Stalker in rosa a processo: per due anni avrebbe perseguitato l’ex marito, la nuova compagna di lui e i familiari di quest’ultima. La donna, secondo l’accusa, avrebbe agito incapace prima di accettare il rifiuto dell’ex, quindi accecata dalla gelosia perché quest’ultimo si era rifatto una vita dopo la separazione.
E se gli atti persecutori nel 90% dei casi vedono uomini nei panni di stalker, la percentuale di donne che si trasformano in aguzzine è in crescita: un incremento del 2% ogni anno in provincia.
Pochi casi, per ora, ma emblematici: tanto più che una donna, ed è accaduto nella nostra provincia, a Saronno, riesce a concepire di perseguitare anche un figlio, fatto mai registrato nel nostro territorio con un uomo protagonista.
Ieri mattina, in ogni caso, l’apertura dell’istruttoria: pochi minuti, poi il rinvio al 12 febbraio 2014, quando la vicenda processuale entrerà nel vivo. Lei, professionista di mezza età, lui, anche, entrambi di Varese.

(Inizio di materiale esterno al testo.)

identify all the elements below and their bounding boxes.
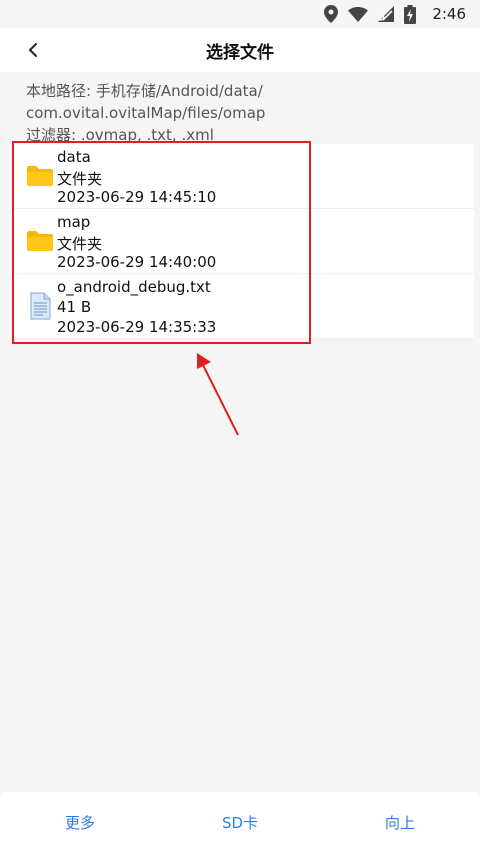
more-button[interactable]: 更多 [20,792,140,853]
up-button[interactable]: 向上 [340,792,460,853]
annotation-arrow-icon [197,353,239,436]
sdcard-button[interactable]: SD卡 [180,792,300,853]
bottom-toolbar: 更多 SD卡 向上 [0,792,480,853]
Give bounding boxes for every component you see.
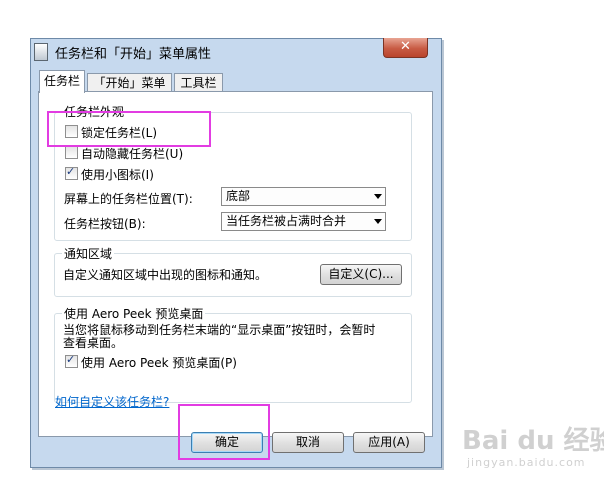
close-button[interactable]: ✕ [383, 38, 428, 58]
title-bar[interactable]: 任务栏和「开始」菜单属性 ✕ [31, 38, 441, 65]
taskbar-location-value: 底部 [226, 189, 251, 203]
aero-peek-description-line2: 查看桌面。 [63, 336, 124, 350]
cancel-button[interactable]: 取消 [272, 432, 344, 453]
aero-peek-checkbox[interactable]: ✓ [65, 353, 78, 368]
notification-area-title: 通知区域 [62, 245, 115, 262]
auto-hide-checkbox[interactable] [65, 146, 78, 159]
small-icons-checkbox[interactable]: ✓ [65, 165, 78, 180]
ok-button-highlight [178, 404, 270, 460]
baidu-watermark: Bai du 经验 [462, 426, 604, 456]
lock-taskbar-highlight [47, 111, 211, 147]
taskbar-buttons-value: 当任务栏被占满时合并 [226, 214, 347, 228]
auto-hide-label[interactable]: 自动隐藏任务栏(U) [81, 145, 183, 162]
tab-taskbar[interactable]: 任务栏 [39, 70, 85, 93]
window-icon [34, 43, 48, 61]
taskbar-buttons-select[interactable]: 当任务栏被占满时合并 [221, 212, 386, 231]
dropdown-arrow-icon [374, 194, 382, 199]
tab-start-menu[interactable]: 「开始」菜单 [87, 73, 172, 92]
notification-area-text: 自定义通知区域中出现的图标和通知。 [63, 268, 268, 282]
window-title: 任务栏和「开始」菜单属性 [55, 47, 212, 62]
taskbar-location-label: 屏幕上的任务栏位置(T): [64, 192, 193, 206]
small-icons-label[interactable]: 使用小图标(I) [81, 166, 154, 183]
baidu-watermark-url: jingyan.baidu.com [467, 456, 586, 469]
dropdown-arrow-icon [374, 219, 382, 224]
aero-peek-label[interactable]: 使用 Aero Peek 预览桌面(P) [81, 354, 237, 371]
taskbar-buttons-label: 任务栏按钮(B): [64, 217, 146, 231]
tab-toolbars[interactable]: 工具栏 [174, 73, 223, 92]
checkmark-icon: ✓ [66, 165, 76, 178]
aero-peek-title: 使用 Aero Peek 预览桌面 [62, 305, 206, 322]
checkmark-icon: ✓ [66, 353, 76, 366]
customize-taskbar-help-link[interactable]: 如何自定义该任务栏? [55, 393, 169, 410]
apply-button[interactable]: 应用(A) [353, 432, 425, 453]
taskbar-location-select[interactable]: 底部 [221, 187, 386, 206]
customize-button[interactable]: 自定义(C)... [320, 264, 402, 285]
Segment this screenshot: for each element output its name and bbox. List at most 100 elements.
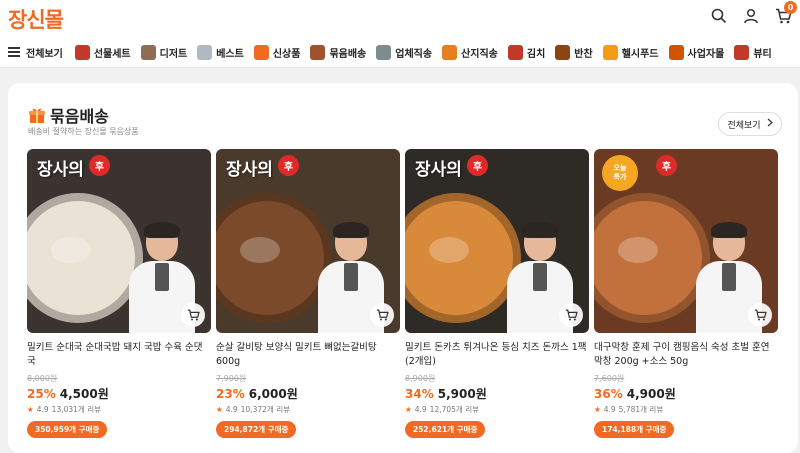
price-row: 25% 4,500원: [27, 385, 211, 402]
product-name[interactable]: 순살 갈비탕 보양식 밀키트 뼈없는갈비탕 600g: [216, 341, 400, 369]
food-garnish: [429, 237, 469, 263]
food-garnish: [240, 237, 280, 263]
nav-item-label: 사업자몰: [687, 48, 725, 60]
nav-items: 선물세트 디저트 베스트 신상품 묶음배송 업체직송 산지직송 김치 반찬 헬시푸드 사업자몰 뷰티: [74, 44, 782, 60]
cart-icon: [754, 309, 767, 321]
nav-item-label: 업체직송: [395, 48, 433, 60]
category-icon: [253, 44, 269, 60]
nav-item-label: 선물세트: [93, 48, 131, 60]
nav-item-label: 베스트: [216, 48, 244, 60]
star-icon: ★: [594, 405, 601, 414]
nav-item[interactable]: 선물세트: [74, 44, 131, 60]
nav-item-label: 헬시푸드: [621, 48, 659, 60]
nav-item[interactable]: 사업자몰: [668, 44, 725, 60]
view-all-label: 전체보기: [727, 120, 761, 131]
menu-icon: [8, 47, 20, 57]
product-card[interactable]: 장사의 후 밀키트 순대국 순대국밥 돼지 국밥 수육 순댓국 8,000원 2…: [27, 149, 211, 438]
add-to-cart-button[interactable]: [748, 303, 772, 327]
product-name[interactable]: 대구막창 훈제 구이 캠핑음식 숙성 초벌 훈연 막창 200g +소스 50g: [594, 341, 778, 369]
product-card[interactable]: 장사의 후 밀키트 돈카츠 튀겨나온 등심 치즈 돈까스 1팩 (2개입) 8,…: [405, 149, 589, 438]
original-price: 7,900원: [216, 374, 247, 383]
brand-seal: 후: [467, 155, 488, 176]
rating-value: 4.9: [225, 405, 238, 414]
add-to-cart-button[interactable]: [181, 303, 205, 327]
nav-item[interactable]: 헬시푸드: [602, 44, 659, 60]
nav-item-label: 묶음배송: [329, 48, 367, 60]
user-icon[interactable]: [742, 7, 760, 25]
category-icon: [602, 44, 618, 60]
discount-rate: 36%: [594, 387, 623, 401]
product-image[interactable]: 장사의 후: [216, 149, 400, 333]
nav-item[interactable]: 산지직송: [442, 44, 498, 60]
header-actions: 0: [710, 1, 797, 25]
brand-seal: 후: [278, 155, 299, 176]
brand-mark: 장사의: [415, 160, 462, 180]
nav-item[interactable]: 반찬: [555, 44, 593, 60]
category-icon: [668, 44, 684, 60]
nav-item-label: 뷰티: [753, 48, 772, 60]
category-icon: [197, 44, 213, 60]
category-icon: [140, 44, 156, 60]
category-icon: [74, 44, 90, 60]
product-list: 장사의 후 밀키트 순대국 순대국밥 돼지 국밥 수육 순댓국 8,000원 2…: [27, 149, 778, 438]
nav-item[interactable]: 디저트: [140, 44, 188, 60]
category-icon: [442, 44, 458, 60]
nav-item-label: 신상품: [272, 48, 301, 60]
brand-seal: 후: [89, 155, 110, 176]
discount-rate: 23%: [216, 387, 245, 401]
purchase-count-badge: 350,959개 구매중: [27, 421, 108, 438]
cart-icon[interactable]: 0: [774, 1, 797, 25]
add-to-cart-button[interactable]: [559, 303, 583, 327]
add-to-cart-button[interactable]: [370, 303, 394, 327]
nav-item[interactable]: 김치: [507, 44, 546, 60]
sale-price: 4,500원: [59, 387, 109, 401]
product-image[interactable]: 오늘 특가 후: [594, 149, 778, 333]
nav-item[interactable]: 뷰티: [734, 44, 772, 60]
rating-value: 4.9: [414, 405, 427, 414]
category-icon: [376, 44, 392, 60]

L’amore finisce all’improvviso: i due hanno una relazione lunga e appassionata. Poi arrivano i dissapori, i litigi, il rapporto si sfalda: è il 2011. Per ragioni molteplici: il tempo, la difficoltà di costruire una vera vita in comune. Dettagli personali che durante il processo non emergeranno. Ma che sono lì. I due si lasciano: o meglio lui decide di chiudere la storia. Una decisione sofferta, certamente, ma definitiva. Ed è a questo punto che lei perde la testa, soprattutto quando scopre che lui ha un’altra.
In questo clima da incubo ci finiscono anche i genitori della malcapitata: anche loro vengono perseguitati.
Svegliati di notte da chiamate di insulto nei confronti della figlia. È la goccia che fa traboccare: scatta la denuncia. La stalker nega ogni accusa: ma viene rinviata a giudizio. Il 12 febbraio saranno depositati gli elenchi prove e la lista testi.